Mais pourquoi la Halde fait-elle si peur à la droite? « M. Sarkozy s’agace depuis plusieurs mois de l’influence grandissante de la Halde qui, sous la présidence, de M. Schweitzer, a réussi à s’installer dans le paysage: elle n’a pas hésité à bousculer les entreprises, notamment sur la création du CV anonyme. Elle a su également favoriser l’émergence d’une jurisprudence contre les discriminations et a, plusieurs fois, rappelé à l’ordre le gouvernement sur des dispositions qu’elle jugeait discriminatoires », pouvait-on lire la semaine dernière dans Le Monde.
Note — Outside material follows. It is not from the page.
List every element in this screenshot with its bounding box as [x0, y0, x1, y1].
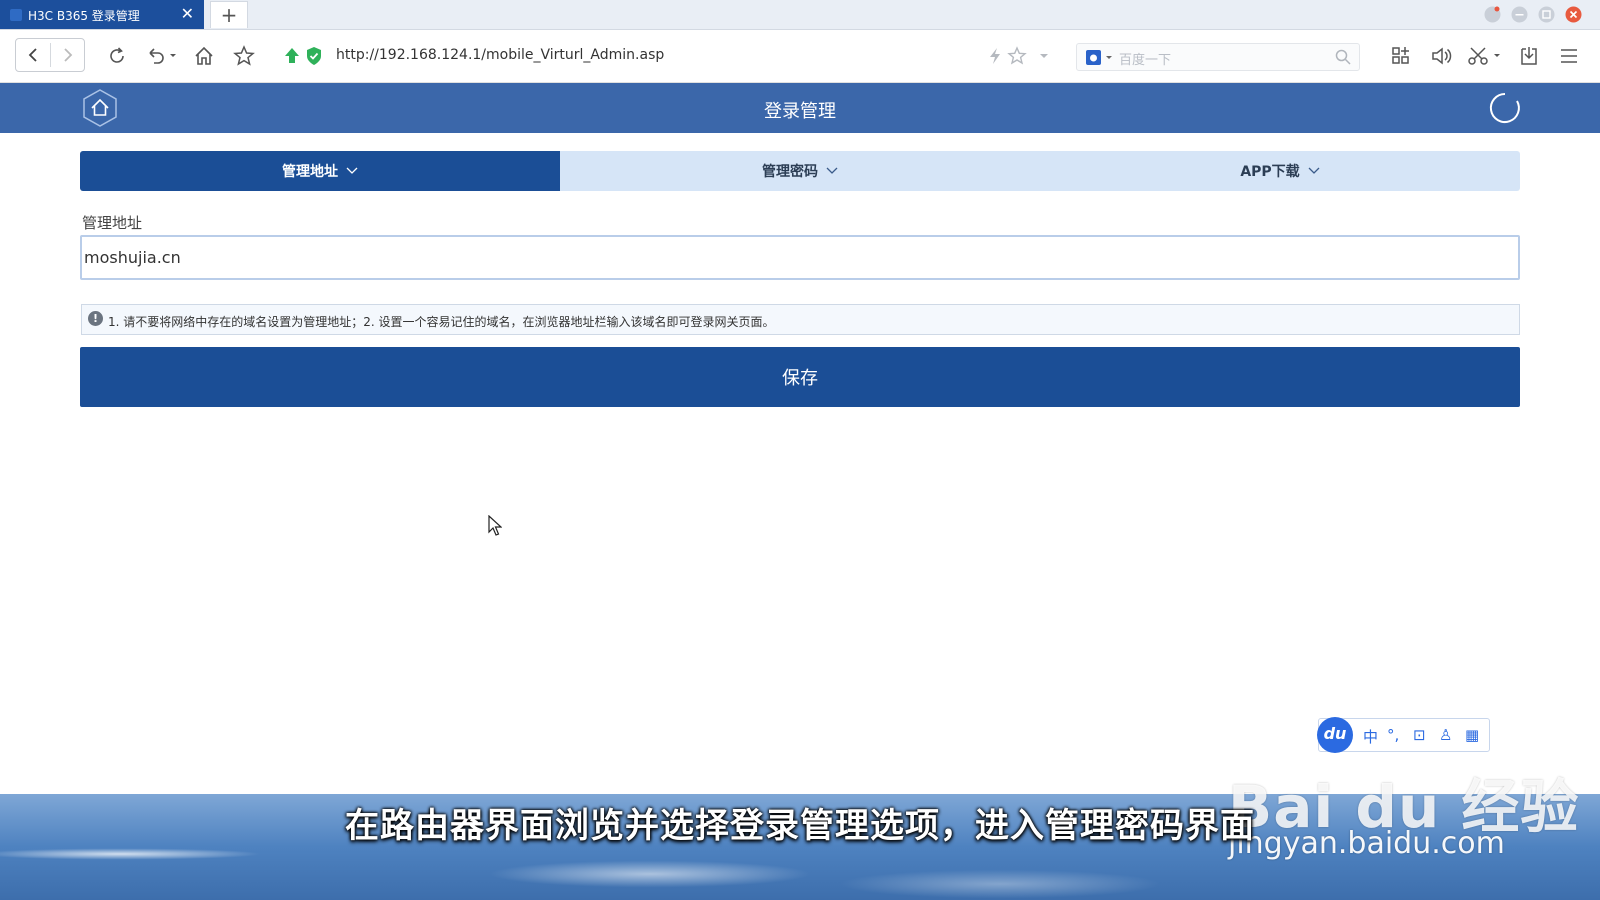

Comme l’écrivait Daniel Borrillo sur Yagg en novembre dernier, « la Halde est un organisme indépendant qui répond aux exigences de l’Union européenne et correspond à la volonté des pouvoirs publics français de mettre en œuvre une instance capable d’affaiblir les discriminations sans se substituer à la justice ».

Alors que le mandat de son président, Louis Schweitzer, arrive à échéance, le gouvernement envisage de rattacher la Halde à une autre institution, le Défenseur des droits, par exemple, créé par la révision constitutionnelle de juillet 2008 mais dont les attributions restent à préciser.

Dans un communiqué, SOS homophobie « s’inquiète de ce regroupement et demande au gouvernement et à la majorité d’y renoncer »: « Les risques du regroupement envisagé sont clairs: tout d’abord une perte de visibilité dans les médias et l’opinion de ces autorités indépendantes, alors que la Halde n’est aujourd’hui connue que de 54% des Français-e-s. Mais le risque majeur est qu’elles se voient dépouillées en douce de leurs moyens. En effet, lorsque le Parlement n’aura plus à s’exprimer que sur les crédits globaux du Défenseur des droits, le public n’aura plus aucune visibilité sur la répartition des moyens financiers entre ces autorités, dont on sait que les recommandations et rapports dérangent régulièrement le pouvoir ».